Acaso Fanny Bustos y Agustina Ottani jamás imaginaron protagonizar un film sobre sus propias vidas. Y es que, quizás, ya tenían demasiado con aquel otro papel; ese que debían desempeñar cada día cuando en Villa María aún no existía ni por asomo algo llamado “realidad trans”. Y es que ambas fueron “pioneras” de ese otro documental, el que se filmaba sin cámaras en los días de la vida y sólo era registrado por el ojo de sus memorias. Ese otro documental sin libreto que no permite ensayo ni pruebas; sólo pruebas de “ensayo-error” en plena escena.
Sin embargo, años después y cuando eso que hoy se llama “realidad trans” se ha convertido en un “tema de agenda” (al menos en toda organización de derechos humanos o gobierno inclusivo que se precie) esta película “de cine” viene a dar testimonio de aquella otra. Y a Fanny y Agustina se han sumado la pequeña “Cocó” (Constanza), niña trans villanovense de 11 años y su mamá, Valeria. Acaso como una “ampliación del campo de batalla” de una realidad que no se termina en un quirófano.
Hable con Ellas
Pero mejor que a esto lo explique la directora, la ecuatoriana Ana Belén Barragán, que cursa el último año de la Licenciatura de Diseño y Producción Audiovisual de la UNVM.

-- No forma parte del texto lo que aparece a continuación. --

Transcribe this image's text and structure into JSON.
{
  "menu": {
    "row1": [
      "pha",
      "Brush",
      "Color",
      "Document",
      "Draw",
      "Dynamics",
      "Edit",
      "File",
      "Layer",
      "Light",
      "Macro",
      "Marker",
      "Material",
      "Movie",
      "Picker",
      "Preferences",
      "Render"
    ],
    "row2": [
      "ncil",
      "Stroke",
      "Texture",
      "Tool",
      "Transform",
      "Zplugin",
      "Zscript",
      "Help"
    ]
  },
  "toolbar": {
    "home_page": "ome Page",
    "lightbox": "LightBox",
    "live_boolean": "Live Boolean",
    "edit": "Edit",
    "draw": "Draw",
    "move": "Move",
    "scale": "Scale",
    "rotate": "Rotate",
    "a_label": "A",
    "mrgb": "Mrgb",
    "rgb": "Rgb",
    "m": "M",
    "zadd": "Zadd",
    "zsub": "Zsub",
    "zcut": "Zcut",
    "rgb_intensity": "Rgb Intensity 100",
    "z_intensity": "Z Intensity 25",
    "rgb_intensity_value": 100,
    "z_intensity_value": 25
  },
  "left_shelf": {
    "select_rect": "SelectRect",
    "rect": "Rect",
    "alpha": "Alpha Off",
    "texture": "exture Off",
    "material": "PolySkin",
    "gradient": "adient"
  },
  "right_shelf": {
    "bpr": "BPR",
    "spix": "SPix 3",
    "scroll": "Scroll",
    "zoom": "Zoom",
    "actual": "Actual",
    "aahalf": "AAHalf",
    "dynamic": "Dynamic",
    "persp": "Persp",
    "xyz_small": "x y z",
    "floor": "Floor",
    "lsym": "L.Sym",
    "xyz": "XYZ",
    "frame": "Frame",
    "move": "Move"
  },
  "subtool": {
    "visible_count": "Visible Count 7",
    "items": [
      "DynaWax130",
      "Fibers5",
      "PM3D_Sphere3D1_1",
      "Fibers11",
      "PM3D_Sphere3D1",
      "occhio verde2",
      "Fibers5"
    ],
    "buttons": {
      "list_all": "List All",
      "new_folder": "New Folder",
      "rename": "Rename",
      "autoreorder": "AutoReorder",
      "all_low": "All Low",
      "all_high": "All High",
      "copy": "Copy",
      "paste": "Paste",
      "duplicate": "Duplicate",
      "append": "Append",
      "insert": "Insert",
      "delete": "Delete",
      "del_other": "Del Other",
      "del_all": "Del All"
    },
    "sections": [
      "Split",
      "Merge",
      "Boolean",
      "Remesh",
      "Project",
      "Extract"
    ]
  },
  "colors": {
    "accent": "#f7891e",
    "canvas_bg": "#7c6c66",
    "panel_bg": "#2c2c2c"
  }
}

“La consigna era hacer un documental para la materia Diseño 5, que dirige Pedro Klimovski. Yo quise que fuera netamente social y me puse a buscar temáticas invisibilizadas en la ciudad y me encontré con esta. Yo nunca había conocido una persona trans ni en Ecuador ni acá, así que empecé a investigar, ver documentales y leer la ley de identidad de géneros. Me puse en contacto con ATTTA de Villa María y finalmente la llamé a Fanny, que es una de las referentes. Le pregunté si quería charlar un rato y le comenté la idea que tenía. Luego se sumaron Agustina, y después “Cocó” y su mamá Valeria. Digamos que primero fue hacer el trabajo de campo y luego filmar, donde se sumaron Ornella, Leyla y Sofía.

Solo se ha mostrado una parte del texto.